La escultura española tratará de librarse del esquematismo de las miniaturas para buscar un estilo de tendencia más naturalista. La corporeidad sobreelevada de los capiteles historiados de S. Isidoro de León anuncia ese esfuerzo por salir del convencionalismo prerrománico. El paso decisivo hacia el estilo plenamente románico se puede apreciar en la escultura de las catedrales de Jaca y Frómista. La función religiosa de estas imágenes, igual que en las Platerías de Compostela o en la puerta del Cordero de León, no era otra que mostrar, a una sociedad deficiente de cultura, los principios de la fe y la práctica de las virtudes.
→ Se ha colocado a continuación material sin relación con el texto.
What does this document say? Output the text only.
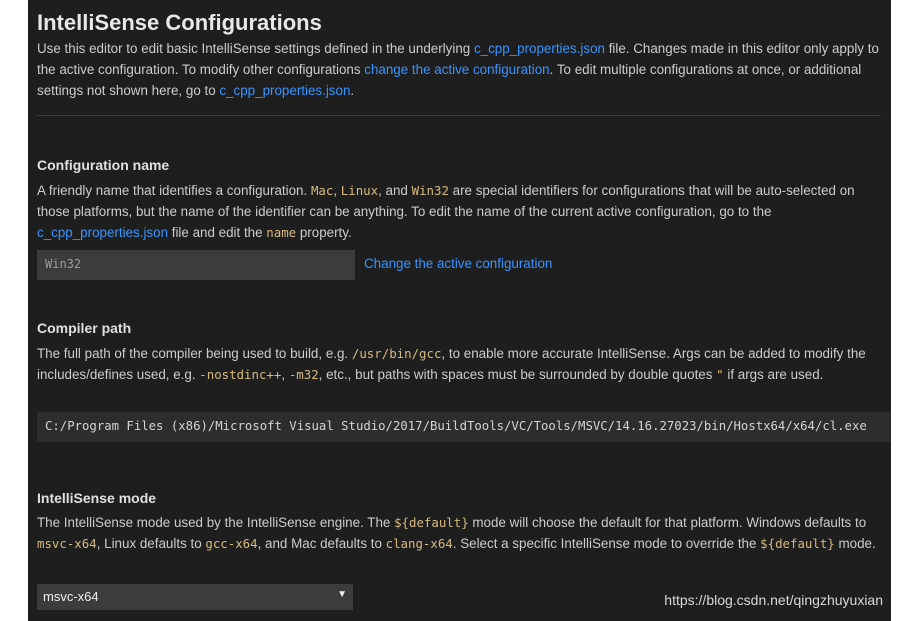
IntelliSense Configurations
Use this editor to edit basic IntelliSense settings defined in the underlying c_cpp_properties.json file. Changes made in this editor only apply to the active configuration. To modify other configurations change the active configuration. To edit multiple configurations at once, or additional settings not shown here, go to c_cpp_properties.json.
Configuration name
A friendly name that identifies a configuration. Mac, Linux, and Win32 are special identifiers for configurations that will be auto-selected on those platforms, but the name of the identifier can be anything. To edit the name of the current active configuration, go to the c_cpp_properties.json file and edit the name property.
Win32	Change the active configuration
Compiler path
The full path of the compiler being used to build, e.g. /usr/bin/gcc, to enable more accurate IntelliSense. Args can be added to modify the includes/defines used, e.g. -nostdinc++, -m32, etc., but paths with spaces must be surrounded by double quotes " if args are used.
C:/Program Files (x86)/Microsoft Visual Studio/2017/BuildTools/VC/Tools/MSVC/14.16.27023/bin/Hostx64/x64/cl.exe
IntelliSense mode
The IntelliSense mode used by the IntelliSense engine. The ${default} mode will choose the default for that platform. Windows defaults to msvc-x64, Linux defaults to gcc-x64, and Mac defaults to clang-x64. Select a specific IntelliSense mode to override the ${default} mode.
msvc-x64	▼	https://blog.csdn.net/qingzhuyuxian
La decoración pictórica también formará parte de la ornamentación iconográfica de los templos medievales. Los documentos escritos son escasos, pero de los mismos elementos podemos deducir cómo se pintaba y qué pinturas eran apreciadas o valoradas por las personas de cierta cultura. En general se pintaba al fresco con una técnica pobre y abreviada sin plantearse los problemas del espacio, el volumen, la perspectiva, la luz o la modelación. Las figuras se marcaban con trazos ocres y negros, después se rellenaban de color los campos entre las líneas. Ejemplos representativos tenemos en la pintura mural de S. Isidoro de León, de Sta. Cruz de Maderuelo (Segovia) y de S. Baudelio de Berlanga (Soria), estas últimas transferidas al Museo del Prado y atribuidas a un autor cercano al maestro de Sta. María de Taüll: un estilo plano, lineal, esquemático y simbólico.
Se crea así un lenguaje convencional, abstracto, universal y unificado, que los historiadores del arte, siguiendo un estudio comparativo, analizan dentro de tres tendencias: la tradicional de formación hispánica, la de influencia francesa y las aportaciones de tradición bizantina, cada una con sus propias características.
El hombre de hoy, desconectado del simbolismo medieval, encuentra serias dificultades para su comprensión. Pero tampoco esto ha de ser motivo de alarma. La vida cristiana exige una continua revisión y puesta al día de la fe para que «el depósito de la revelación» no se quede anquilosado y desvinculado de las respuestas que, en cada momento histórico, la Iglesia tiene que dar a los problemas reales: «La fe no debe quedarse en teoría: debe convertirse en vida» (Benedicto XVI).